We Analysed 6379 A/B Headline Tests and This Is What We Learned
You know you should run A/B tests on your headlines.
However, very few editors understand the real value of headline testing, and most publishers are testing ineffectively. If you want to improve your efficiency and benchmark your A/B test results, you can of course refer to our articles on headline testing tips and scientific findings on headline testing. But what’s more important though is that you know the answer to two questions:
- What’s the relative effect of A/B testing headlines on pageviews?
- How many alternative headlines should you test?
To find out, we analyzed 6,379 A/B tests for news and media sites, carried out over 10 months. This included over a billion content sessions, 467 million unique visitors, and over 25 million hours spent viewing content.
In any A/B test, you have three possible outcomes:
- Your original headline wins.
- Your alternative headline wins.
- No clear winner.
But how do you define a winning headline?
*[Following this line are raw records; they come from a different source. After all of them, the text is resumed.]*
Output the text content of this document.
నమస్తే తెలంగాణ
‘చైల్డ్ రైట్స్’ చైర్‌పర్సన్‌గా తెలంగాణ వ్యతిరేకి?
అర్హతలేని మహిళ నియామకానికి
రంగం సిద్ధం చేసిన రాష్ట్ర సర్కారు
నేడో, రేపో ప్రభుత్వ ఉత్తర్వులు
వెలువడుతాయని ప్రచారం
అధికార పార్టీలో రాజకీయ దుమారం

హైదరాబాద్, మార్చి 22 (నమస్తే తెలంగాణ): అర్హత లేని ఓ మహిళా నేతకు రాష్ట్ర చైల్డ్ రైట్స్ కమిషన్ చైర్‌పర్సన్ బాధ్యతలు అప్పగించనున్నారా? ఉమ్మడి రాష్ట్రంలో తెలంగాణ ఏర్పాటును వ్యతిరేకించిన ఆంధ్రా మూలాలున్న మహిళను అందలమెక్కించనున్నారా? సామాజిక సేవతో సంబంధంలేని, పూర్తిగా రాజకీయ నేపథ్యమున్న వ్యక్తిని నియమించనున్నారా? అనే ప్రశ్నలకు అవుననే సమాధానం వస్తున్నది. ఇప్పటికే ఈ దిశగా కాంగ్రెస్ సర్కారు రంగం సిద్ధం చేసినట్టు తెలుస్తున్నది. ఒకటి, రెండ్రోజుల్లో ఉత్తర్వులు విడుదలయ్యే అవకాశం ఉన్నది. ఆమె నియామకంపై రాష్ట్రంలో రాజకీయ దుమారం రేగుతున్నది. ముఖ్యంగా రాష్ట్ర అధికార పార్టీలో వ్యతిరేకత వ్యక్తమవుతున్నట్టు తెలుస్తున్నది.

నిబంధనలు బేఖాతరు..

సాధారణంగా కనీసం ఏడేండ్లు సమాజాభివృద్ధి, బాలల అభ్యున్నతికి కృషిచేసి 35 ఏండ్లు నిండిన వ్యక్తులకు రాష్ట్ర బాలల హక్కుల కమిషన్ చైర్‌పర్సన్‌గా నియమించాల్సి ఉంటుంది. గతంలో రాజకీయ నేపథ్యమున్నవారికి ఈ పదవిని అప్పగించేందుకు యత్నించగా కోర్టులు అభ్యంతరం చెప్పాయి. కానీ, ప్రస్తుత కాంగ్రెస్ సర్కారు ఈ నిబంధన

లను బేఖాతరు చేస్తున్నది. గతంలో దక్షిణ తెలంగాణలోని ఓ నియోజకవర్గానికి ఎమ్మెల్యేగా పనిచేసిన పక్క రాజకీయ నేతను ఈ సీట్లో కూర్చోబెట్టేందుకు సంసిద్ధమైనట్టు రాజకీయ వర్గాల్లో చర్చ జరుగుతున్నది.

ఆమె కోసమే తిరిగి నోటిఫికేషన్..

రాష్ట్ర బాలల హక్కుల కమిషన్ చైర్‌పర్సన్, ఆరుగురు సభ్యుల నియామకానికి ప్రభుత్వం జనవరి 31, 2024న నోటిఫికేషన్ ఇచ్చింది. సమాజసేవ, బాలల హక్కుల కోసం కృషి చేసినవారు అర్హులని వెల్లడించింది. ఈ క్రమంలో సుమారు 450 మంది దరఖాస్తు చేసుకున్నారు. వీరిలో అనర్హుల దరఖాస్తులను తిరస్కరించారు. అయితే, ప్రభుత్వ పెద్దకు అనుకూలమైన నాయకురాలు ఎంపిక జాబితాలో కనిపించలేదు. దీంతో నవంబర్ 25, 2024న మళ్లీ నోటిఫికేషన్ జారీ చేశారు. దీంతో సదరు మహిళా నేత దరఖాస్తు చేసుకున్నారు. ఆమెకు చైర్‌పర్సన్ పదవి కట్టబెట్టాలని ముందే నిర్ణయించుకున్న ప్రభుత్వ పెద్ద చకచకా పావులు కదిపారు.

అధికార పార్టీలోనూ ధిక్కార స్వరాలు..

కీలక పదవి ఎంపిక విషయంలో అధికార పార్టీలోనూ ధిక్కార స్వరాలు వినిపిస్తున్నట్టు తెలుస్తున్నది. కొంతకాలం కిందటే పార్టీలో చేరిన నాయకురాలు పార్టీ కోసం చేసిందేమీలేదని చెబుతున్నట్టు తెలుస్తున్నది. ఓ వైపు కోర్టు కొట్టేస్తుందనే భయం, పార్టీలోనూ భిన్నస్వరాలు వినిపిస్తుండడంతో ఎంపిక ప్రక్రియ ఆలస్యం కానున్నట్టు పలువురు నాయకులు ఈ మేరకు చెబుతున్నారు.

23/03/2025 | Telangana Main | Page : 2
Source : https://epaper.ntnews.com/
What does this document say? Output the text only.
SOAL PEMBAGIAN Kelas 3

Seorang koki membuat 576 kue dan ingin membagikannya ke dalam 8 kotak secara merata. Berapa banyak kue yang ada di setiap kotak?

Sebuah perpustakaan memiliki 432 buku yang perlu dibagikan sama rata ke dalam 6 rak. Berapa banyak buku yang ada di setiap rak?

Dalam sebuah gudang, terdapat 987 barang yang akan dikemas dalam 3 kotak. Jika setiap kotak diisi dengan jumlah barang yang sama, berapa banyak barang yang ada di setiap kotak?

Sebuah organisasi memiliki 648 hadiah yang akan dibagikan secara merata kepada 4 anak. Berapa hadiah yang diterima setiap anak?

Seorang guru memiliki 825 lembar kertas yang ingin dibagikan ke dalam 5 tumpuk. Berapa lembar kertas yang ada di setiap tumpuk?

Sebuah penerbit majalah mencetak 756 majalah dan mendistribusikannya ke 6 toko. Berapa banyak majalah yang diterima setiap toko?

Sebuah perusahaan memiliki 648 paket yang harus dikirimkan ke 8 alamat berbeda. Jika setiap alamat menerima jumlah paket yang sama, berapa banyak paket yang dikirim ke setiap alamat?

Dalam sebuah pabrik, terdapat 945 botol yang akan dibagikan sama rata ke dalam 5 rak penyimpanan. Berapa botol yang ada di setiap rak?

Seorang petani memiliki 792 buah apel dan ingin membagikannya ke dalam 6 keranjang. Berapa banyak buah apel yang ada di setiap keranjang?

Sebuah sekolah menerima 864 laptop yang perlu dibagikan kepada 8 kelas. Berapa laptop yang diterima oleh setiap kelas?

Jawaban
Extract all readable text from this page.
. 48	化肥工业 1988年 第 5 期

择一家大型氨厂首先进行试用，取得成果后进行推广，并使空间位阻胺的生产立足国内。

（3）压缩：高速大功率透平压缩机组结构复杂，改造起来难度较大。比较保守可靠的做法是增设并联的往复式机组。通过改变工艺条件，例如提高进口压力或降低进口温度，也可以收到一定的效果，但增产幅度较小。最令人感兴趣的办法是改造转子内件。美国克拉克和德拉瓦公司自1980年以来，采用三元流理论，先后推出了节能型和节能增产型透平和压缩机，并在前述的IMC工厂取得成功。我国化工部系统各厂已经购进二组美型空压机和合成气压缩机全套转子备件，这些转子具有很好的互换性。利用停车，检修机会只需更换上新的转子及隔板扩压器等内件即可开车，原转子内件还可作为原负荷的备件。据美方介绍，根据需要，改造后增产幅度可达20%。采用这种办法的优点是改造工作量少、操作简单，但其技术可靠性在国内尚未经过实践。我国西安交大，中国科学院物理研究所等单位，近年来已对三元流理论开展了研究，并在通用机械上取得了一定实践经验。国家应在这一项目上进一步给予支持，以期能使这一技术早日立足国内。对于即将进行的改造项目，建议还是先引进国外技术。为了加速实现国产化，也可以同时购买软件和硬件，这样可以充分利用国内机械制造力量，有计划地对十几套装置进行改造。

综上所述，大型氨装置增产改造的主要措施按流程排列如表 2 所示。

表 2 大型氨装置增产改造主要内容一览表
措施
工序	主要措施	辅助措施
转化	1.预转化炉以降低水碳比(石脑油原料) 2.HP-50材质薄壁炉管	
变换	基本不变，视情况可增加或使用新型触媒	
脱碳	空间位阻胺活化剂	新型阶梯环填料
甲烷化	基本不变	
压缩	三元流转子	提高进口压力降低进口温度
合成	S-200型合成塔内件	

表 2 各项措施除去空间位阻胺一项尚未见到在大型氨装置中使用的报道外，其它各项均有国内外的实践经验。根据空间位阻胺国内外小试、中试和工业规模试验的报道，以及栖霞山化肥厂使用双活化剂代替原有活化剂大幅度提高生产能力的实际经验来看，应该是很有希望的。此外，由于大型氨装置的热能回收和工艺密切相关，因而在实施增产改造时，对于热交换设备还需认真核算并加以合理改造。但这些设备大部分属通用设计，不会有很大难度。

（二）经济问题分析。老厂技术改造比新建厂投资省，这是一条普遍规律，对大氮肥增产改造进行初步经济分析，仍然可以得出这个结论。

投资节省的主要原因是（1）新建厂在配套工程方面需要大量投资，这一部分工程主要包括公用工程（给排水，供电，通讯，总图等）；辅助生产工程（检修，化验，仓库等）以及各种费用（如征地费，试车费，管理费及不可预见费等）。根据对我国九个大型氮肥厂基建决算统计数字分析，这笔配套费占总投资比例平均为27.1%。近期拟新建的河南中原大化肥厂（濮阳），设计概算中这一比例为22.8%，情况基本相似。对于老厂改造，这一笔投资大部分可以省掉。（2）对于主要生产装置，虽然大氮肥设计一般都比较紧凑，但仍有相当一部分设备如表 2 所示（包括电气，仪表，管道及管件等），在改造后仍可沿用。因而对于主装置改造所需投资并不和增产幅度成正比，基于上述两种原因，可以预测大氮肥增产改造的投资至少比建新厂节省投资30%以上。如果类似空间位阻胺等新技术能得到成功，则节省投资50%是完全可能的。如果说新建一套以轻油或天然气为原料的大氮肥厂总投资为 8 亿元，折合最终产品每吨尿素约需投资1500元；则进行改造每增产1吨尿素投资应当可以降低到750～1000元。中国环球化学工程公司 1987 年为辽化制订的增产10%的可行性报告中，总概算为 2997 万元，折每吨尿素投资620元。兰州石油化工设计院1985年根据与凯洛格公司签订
Some rely on measuring CTR, but that only tells half the story. For example, clickbait headlines get a lot of clicks, but no one’s going to stick around when they discover the article’s rubbish. To filter out these kinds of headlines, our software uses an algorithm to determine winning headlines using a combination of three parameters:
- Time on page,
How does A/B testing headlines affect pageviews?
It’s important to know whether or not A/B testing actually makes a difference. After analyzing the results of each test (and drinking way too much coffee), the answer was a definite yes. In fact, running an A/B test increased pageviews by 38.8%.
Total tests in the dataset: 6,379; total winners: 4,498 (2,579 custom winners and 1,919 original winners); tests without winners: 1,881; basic pageviews: 20,374,503; additional pageviews: 7,897,457; median headline length, words: 10.0; average headline length, words: 10.6; median headline length, chars: 66.0; average headline length, chars: 67.75; median amount of variants: 2.0; average amount of variants: 2.19; pageviews growth rate: 38.8%.
Total tests in the dataset:
Incl. custom winners:
Incl. original winners:
Tests without winners:
Median headline length, words:
Average headline length, words:
Median headline length, chars:
Average headline length, chars:
Median amount of variants:
Average amount of variants:
Pageviews growth rate:
However, like all things statistical, things aren’t quite as clear cut. A significant number of tests resulted in no clear winner. In other cases, the winning headline increased engagement metrics but not the actual number of pageviews. This leaves us with a mean long-term growth rate of 28.1% per test.
Sure, A/B testing is great, but how likely is it your original headline will win? According to our research:
- Probability of a custom winner: 40.4%
- Probability of an original winner: 30.1%
- Probability of no clear winner: 29.5%
TL;DR: A/B testing increased pageviews by 28.1% on average and by 38.8% in total.
How many headlines should you test?
Our research found the vast majority of publishers use A/B testing to test only two potential headlines. When we look at the overall results, it’s clear this is a big mistake:
If we look at just the statistically significant results, testing four different headline options—instead of only two—increases the chance of a custom headline winning from 37.7% to 60.8%.
The results also conclusively showed that each additional headline option increased the number of additional pageviews. This applied for both tests with winners and all finished tests. Mean additional pageviews more than doubled from 25% (in tests with 2 options) to 51% (in tests with 4 options).
TL;DR: the more headline options for an A/B test you use, the higher the chance you will get a custom winner and the more effective the winner will be.
Headline testing is a powerful tool that takes less than 1 minute to launch and 15-20 minutes to wait for results. With the right software, it’s easy to learn and easy to use. The results are clear: Carrying out A/B testing on your headlines increases your pageviews, while more options increase the chance you’ll find a winning headline and get even more pageviews.
Additionally, testing allows your editorial team to understand your audience and which headlines truly engage them. This means you can grow your pageviews, time on page, and convert casual readers into a loyal audience.
To ensure the results were reliable, we compared the significance of custom winners distribution across the number of headline options with Pearson's chi-squared test, using a standard significance level of 0.05.
Using 2-headline tests as the control group, we found results for tests with 3, 4, and 5 options were statistically significant. However, due to the lack of tests with 6 options and above, we can’t state whether or not results for 6-headline tests and above are significant.
This means it’s statistically correct to state that increasing the number of headline options to 5 more than doubles the chance of a custom headline winning the test, from 37.7% to 77.8%. However, as tests with 5 headline options represent only a fraction of the tests, with a low reproducibility of results, we can’t categorically state the benefits of running a 5-headline test.
When it comes to the average effect on pageviews, we applied three types of significance tests (Student's t-test, Mann–Whitney U test, and Wilcoxon signed-rank test), which all found the tests with 3 and 4 options statistically relevant. The Student and Mann-Whitney tests found the 5-headline tests statistically significant, but the Wilcoxon test didn't, meaning the 5-headline tests may or may not be statistically significant.